O endereçamento de uma palavra implica sempre uma aventura, tanto àquele que a professa como àqueles que a escutam, visto que é uma experiência marcada pelo imponderável, pela imprevisibilidade de seus efeitos. A privação de semelhante endereçamento torna difícil à criança a construção de um lugar para si no discurso, um lugar desde o qual se perceba enquanto alguém digno do legado humano, um lugar desde o qual possa vir a se implicar na tarefa incessante de renovação do mundo (Fanizzi; Lajonquière, 2023).
Camus e Pennac, diante de uma palavra que lhes era endereçada desde um lugar distinto, singular, diante de uma palavra que atestava a dignidade de seus destinatários, passavam a existir, tinham finalmente uma posição, um lugar. Os pequenos escolares puderam se descolar, se deslocar e se desidentificar de um lugar de incapacidade, nulidade, indignidade. Ali, um sujeito de fato se endereçou a eles, sem o filtro da criança abstrata: eles, precisamente eles, existiam aos olhos de alguém.

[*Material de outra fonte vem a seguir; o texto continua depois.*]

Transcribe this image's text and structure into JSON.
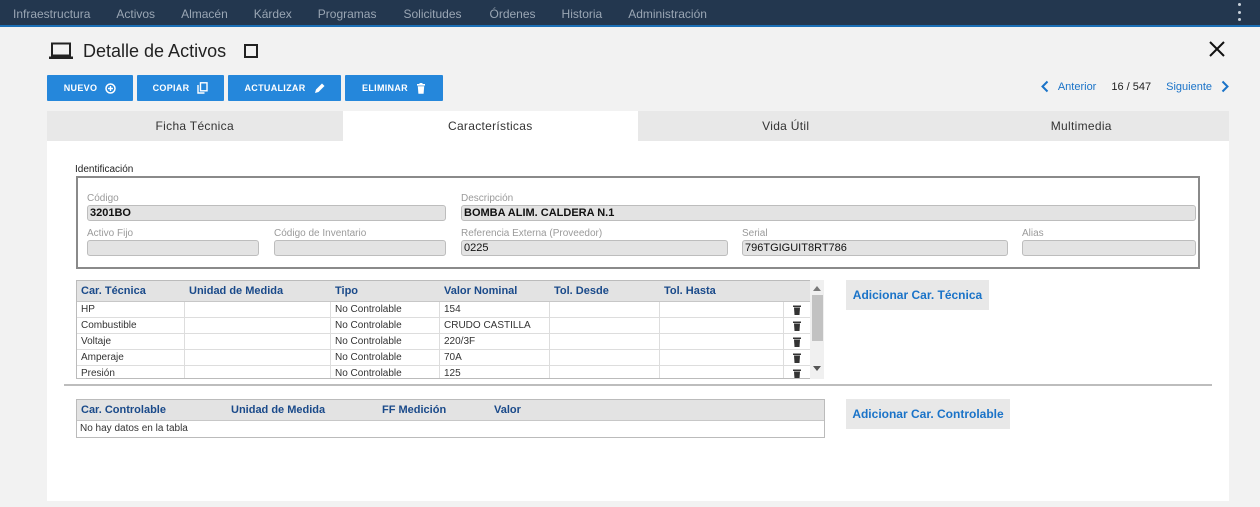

A educação enraíza-se no endereçamento de uma palavra a partir da qual seja possível à criança reconhecer-se enquanto digna e capaz de lançar-se à conquista “para si um lugar de palavra em uma história em curso” (Lajonquière, 2016, p. 78).
Será que como professores/as ainda nos dispomos à aventura de endereçar uma palavra a uma criança? E, ainda, será que nos colocamos à escuta do que nos endereçam as crianças – a despeito do que dizem os laudos, as avaliações, a sua trajetória prévia junto a outros/as professores/as…? É sempre preciso estarmos atentos, adverte Mannoni (1999) “ao que a criança traz quando o adulto não esperava” (p. 239).

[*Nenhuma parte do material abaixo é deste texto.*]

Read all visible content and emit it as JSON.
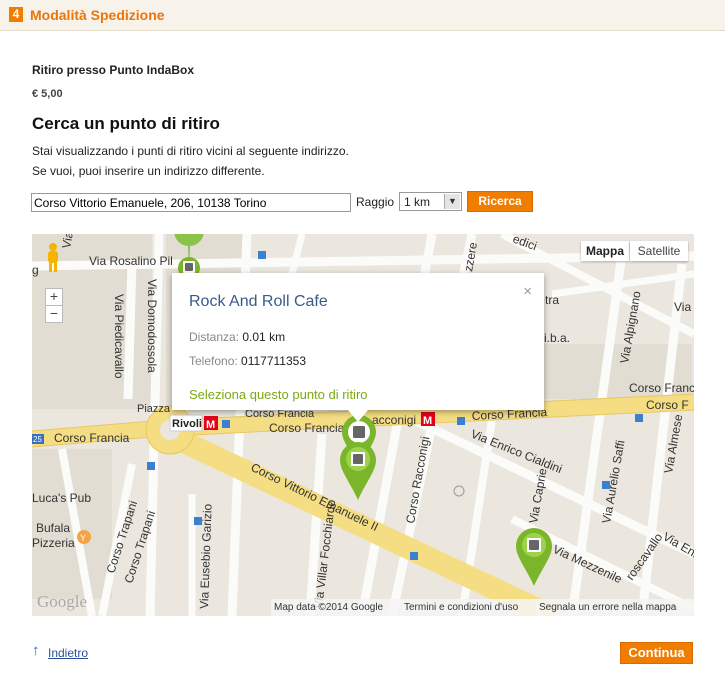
{
  "step": {
    "number": "4",
    "title": "Modalità Spedizione"
  },
  "method": {
    "title": "Ritiro presso Punto IndaBox",
    "price": "€ 5,00"
  },
  "search": {
    "title": "Cerca un punto di ritiro",
    "info_line1": "Stai visualizzando i punti di ritiro vicini al seguente indirizzo.",
    "info_line2": "Se vuoi, puoi inserire un indirizzo differente.",
    "address_value": "Corso Vittorio Emanuele, 206, 10138 Torino",
    "radius_label": "Raggio",
    "radius_value": "1 km",
    "search_button": "Ricerca"
  },
  "map": {
    "type_buttons": [
      "Mappa",
      "Satellite"
    ],
    "zoom_in": "+",
    "zoom_out": "−",
    "streets": {
      "rosalino": "Via Rosalino Pil",
      "domodossola": "Via Domodossola",
      "piedicavallo": "Via Piedicavallo",
      "piazza": "Piazza",
      "rivoli": "Rivoli",
      "francia1": "Corso Francia",
      "francia2": "Corso Francia",
      "francia3": "Corso Francia",
      "francia4": "Corso Franc",
      "francia5": "Corso F",
      "racconigi_stop": "acconigi",
      "vittorio": "Corso Vittorio Emanuele II",
      "cialdini": "Via Enrico Cialdini",
      "caprie": "Via Caprie",
      "racconigi_corso": "Corso Racconigi",
      "alpignano": "Via Alpignano",
      "saffi": "Via Aurelio Saffi",
      "almese": "Via Almese",
      "enri": "Via Enri",
      "mezzenile": "Via Mezzenile",
      "roscavallo": "roscavallo",
      "focchiardo": "Via Villar Focchiardo",
      "garizio": "Via Eusebio Garizio",
      "trapani1": "Corso Trapani",
      "trapani2": "Corso Trapani",
      "lucas": "Luca's Pub",
      "bufala1": "Bufala",
      "bufala2": "Pizzeria",
      "dici": "edici",
      "zzere": "zzere",
      "tra": "tra",
      "via_r": "Via",
      "iba": "i.b.a.",
      "via_top": "Via",
      "g": "g"
    },
    "popup": {
      "name": "Rock And Roll Cafe",
      "distance_label": "Distanza:",
      "distance_value": "0.01 km",
      "phone_label": "Telefono:",
      "phone_value": "0117711353",
      "select_link": "Seleziona questo punto di ritiro",
      "close": "×"
    },
    "logo": "Google",
    "attribution": [
      "Map data ©2014 Google",
      "Termini e condizioni d'uso",
      "Segnala un errore nella mappa"
    ]
  },
  "footer": {
    "back": "Indietro",
    "continue": "Continua"
  }
}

Mais um último fio, antes de concluir. Uma notícia veiculada no mês de abril deste ano informava que o Governo de São Paulo estava implementando uma ferramenta de inteligência artificial na rede estadual de ensino para avaliar a fluência de leitura dos alunos do segundo ao quinto ano. O “Fluencímetro”, como foi batizada a ferramenta, “grava o que o aluno lê, e o áudio é analisado pela inteligência artificial. De forma instantânea o professor recebe a comparação entre o texto original e o que o aluno leu, apontando o índice de erros, a velocidade, entre outros pontos”.1
Essa notícia fez-me rememorar uma experiência que vivi há alguns anos, quando atuava como professora na educação básica, em uma turma do 3º ano do ensino fundamental. As crianças tinham em torno de sete e oito anos. No componente de Língua Portuguesa, a nota era composta por três avaliações: uma prova de gramática e interpretação de texto, uma produção escrita e uma avaliação de leitura. A correção de cada uma delas orientava-se por critérios definidos pelo grupo de professoras do 3º ano, com o intuito de que as avaliações fossem mais “equitativas” – não estou certa se seria essa a melhor palavra. Assim, na avaliação de leitura deveríamos aferir a desenvoltura das crianças na leitura oral a partir de critérios como ritmo, fluência, reconhecimento de pausas e pontuações etc. Desconheço completamente os mecanismos envolvidos em uma ferramenta de inteligência artificial, sobretudo uma como o “Fluencímetro”, mas arriscaria dizer que ela segue critérios não muito diferentes desses que mencionei.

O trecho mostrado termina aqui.